08/25/02 By Thomas B. Harrison
Arts & Entertainment Editor
Mobile Register

As a youngster, Emily Savage would leave Augusta Evans School and walk to what is now Queen G's, then a Dairy Queen, for a blue sno-cone. Her dentist had his office nearby.

"I usually showed up with blue teeth from those awful sno-cones," she says. "There was nothing in nature that color -- cerulean blue."

She walks her dog, Alfred, around the building that houses Savage Photo Lab & Gallery on Old Shell Road in Midtown. Alfred found a hole in the fence around her old school, and they crawl through to go for a run.

"It's sort of deja vu all over again," she says. "Who would have thought I went to middle school and would end up back there and loving it, and feeling that kind of familiarity? I do. It's a happy and a sad time."

Happy because the place holds such memories, especially for Emily, a Mobile native. She and husband Stephen Savage have enjoyed quite a run since the mid-'90s, with many of the town's movers and shakers in and out, photographers and other artists seeking their counsel or bringing in film for processing.

And the exhibitions were something as well. Whether it was the dark vision of a Lyle BongŽ, the elegance of Leigh Brown or the wildly disparate images taken with the plastic lens of a Holga, the photos were extraordinary. Opening receptions were always jammed.

All that ends Friday when Stephen and Emily Savage close the doors and sell their photo processing equipment.
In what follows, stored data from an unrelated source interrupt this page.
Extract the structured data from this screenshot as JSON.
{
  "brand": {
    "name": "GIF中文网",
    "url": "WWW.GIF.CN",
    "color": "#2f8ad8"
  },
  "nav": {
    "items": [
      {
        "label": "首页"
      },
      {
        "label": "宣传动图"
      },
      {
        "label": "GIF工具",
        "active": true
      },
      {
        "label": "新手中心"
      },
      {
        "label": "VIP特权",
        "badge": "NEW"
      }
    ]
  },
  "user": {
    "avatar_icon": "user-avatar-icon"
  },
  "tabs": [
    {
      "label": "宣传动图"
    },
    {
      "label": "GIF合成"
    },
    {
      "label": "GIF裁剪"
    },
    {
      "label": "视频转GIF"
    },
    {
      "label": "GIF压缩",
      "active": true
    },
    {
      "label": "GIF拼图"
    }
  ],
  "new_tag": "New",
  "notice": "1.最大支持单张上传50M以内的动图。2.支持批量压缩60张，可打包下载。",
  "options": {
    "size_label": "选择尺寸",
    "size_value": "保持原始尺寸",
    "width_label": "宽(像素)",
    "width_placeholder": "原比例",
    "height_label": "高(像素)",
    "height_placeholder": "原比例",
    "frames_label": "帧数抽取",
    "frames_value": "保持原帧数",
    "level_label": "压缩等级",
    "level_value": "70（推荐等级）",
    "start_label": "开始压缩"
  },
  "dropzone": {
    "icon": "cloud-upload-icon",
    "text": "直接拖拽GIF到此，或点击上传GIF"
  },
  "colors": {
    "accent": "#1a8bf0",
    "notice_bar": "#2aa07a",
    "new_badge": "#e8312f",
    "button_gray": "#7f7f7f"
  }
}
Call it a sign of the harsh economic climate, the ripple effect of Sept. 11 or the pervasiveness of digital technology, but the Savages are not alone. Businesses large and small are feeling the pinch.
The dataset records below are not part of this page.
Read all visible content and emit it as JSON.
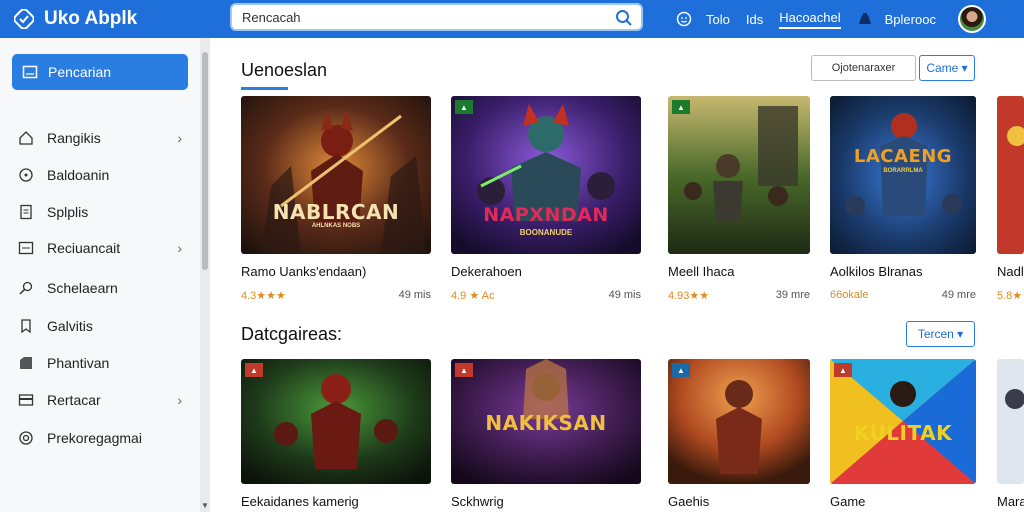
{
  "header": {
    "brand": "Uko Abplk",
    "search_placeholder": "Rencacah",
    "links": [
      "Tolo",
      "Ids",
      "Hacoachel",
      "Bplerooc"
    ]
  },
  "sidebar": {
    "active": "Pencarian",
    "items": [
      {
        "label": "Rangikis",
        "icon": "home-icon",
        "chevron": true
      },
      {
        "label": "Baldoanin",
        "icon": "clock-icon",
        "chevron": false
      },
      {
        "label": "Splplis",
        "icon": "document-icon",
        "chevron": false
      },
      {
        "label": "Reciuancait",
        "icon": "box-icon",
        "chevron": true
      },
      {
        "label": "Schelaearn",
        "icon": "search-icon",
        "chevron": false
      },
      {
        "label": "Galvitis",
        "icon": "bookmark-icon",
        "chevron": false
      },
      {
        "label": "Phantivan",
        "icon": "tag-icon",
        "chevron": false
      },
      {
        "label": "Rertacar",
        "icon": "card-icon",
        "chevron": true
      },
      {
        "label": "Prekoregagmai",
        "icon": "settings-icon",
        "chevron": false
      }
    ]
  },
  "section1": {
    "title": "Uenoeslan",
    "filter": "Ojotenaraxer",
    "dropdown": "Came ▾",
    "cards": [
      {
        "title": "Ramo Uanks'endaan)",
        "rating": "4.3★★★",
        "size": "49 mis",
        "logo": "NABLRCAN",
        "sub": "AHLNKAS NOBS"
      },
      {
        "title": "Dekerahoen",
        "rating": "4.9 ★ Ac",
        "size": "49 mis",
        "logo": "NAPXNDAN",
        "sub": "BOONANUDE"
      },
      {
        "title": "Meell Ihaca",
        "rating": "4.93★★",
        "size": "39 mre",
        "logo": "",
        "sub": ""
      },
      {
        "title": "Aolkilos Blranas",
        "rating": "66okale",
        "size": "49 mre",
        "logo": "LACAENG",
        "sub": "BORARRLMA"
      },
      {
        "title": "Nadl",
        "rating": "5.8★",
        "size": "",
        "logo": "",
        "sub": ""
      }
    ]
  },
  "section2": {
    "title": "Datcgaireas:",
    "dropdown": "Tercen ▾",
    "cards": [
      {
        "title": "Eekaidanes kamerig",
        "logo": "",
        "sub": ""
      },
      {
        "title": "Sckhwrig",
        "logo": "NAKIKSAN",
        "sub": ""
      },
      {
        "title": "Gaehis",
        "logo": "",
        "sub": ""
      },
      {
        "title": "Game",
        "logo": "KULITAK",
        "sub": ""
      },
      {
        "title": "Mara",
        "logo": "",
        "sub": ""
      }
    ]
  },
  "colors": {
    "topbar": "#1e6fd9",
    "accent": "#2a7de1",
    "rating": "#e08a1e"
  }
}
"I'm not sure (what happened.)," Emily says. "Someplace along the line, before (Stephen) increased the size and put in all the color, we probably should have examined nonprofit. We sort of didn't know how to do that."
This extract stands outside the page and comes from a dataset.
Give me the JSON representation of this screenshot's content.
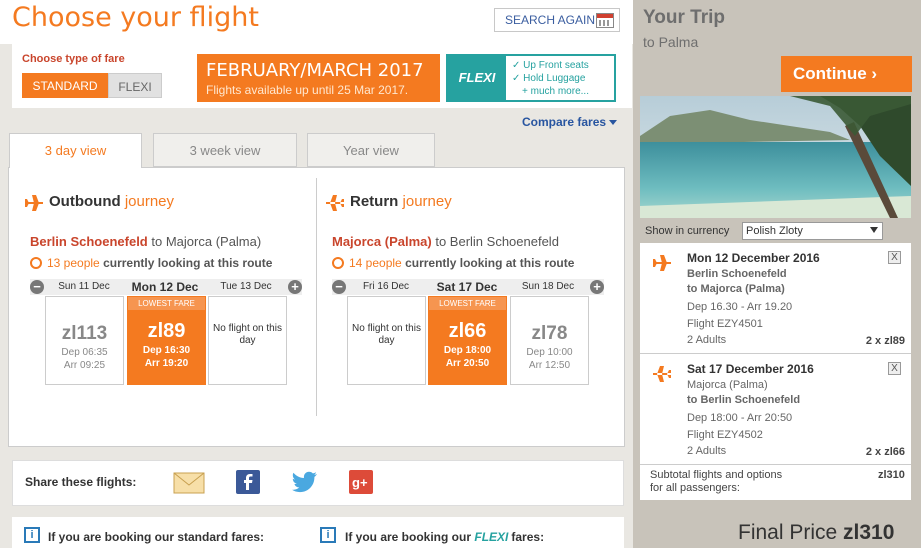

The Savages had discussed the possibility with Georgine Clarke of the Alabama State Council on the Arts. Clarke said Savage Photo should have been a nonprofit all along. With a steady stream of visitors, exhibitions and media attention, the place felt like a nonprofit.

"We have met so many people, so many artists, photographers and students," Emily Savage says. "They have enriched us and broadened our horizons, our understanding, empathy, everything."

Emily, a full-time artist, left the day-to-day running of the business to her husband. But she spent much of her time there, and leaving will be hard, she says.

"It's probably not very healthy to say you are what you do. I felt like that place was its own entity and had a life of its own. It felt as comfortable as an old pair of house slippers."

She says the long hours didn't matter. "When you're doing what you love, it's easy," she says. "And we are doing what we love to do. ... That's a privilege."

She says she has wept only once, when she received an e-mail.

"I just boo-hooed," she says. "It really does feel like home -- that squat little ugly building with poor lighting, poor ventilation, not well laid out. It feels more like home than this big old house with 12-foot ceilings."

The Savages say they want to remain in Mobile, where the two seem to be everywhere at once, on both sides of the Bay. They came here to be with Emily's mother, who recently celebrated her 90th birthday. "We have good friends, we love our neighbors, and Stephen has made such an impact," she says.

"We came here to be artists -- that's what we want to do. Other than that, who knows?"

The Savages are looking forward to the serene, contemplative atmosphere of The Mesa in Utah, a retreat for writers, artists and scholars. The couple will spend two weeks as artists in residence. The red-rock majesty of southern Utah should clear their heads and ease the pain of a stressful summer.

"I've made a certain peace with closing down," Emily says. "We are trying to see it as a window that opens when this door closes. I'm always looking for the next window. It'll be there."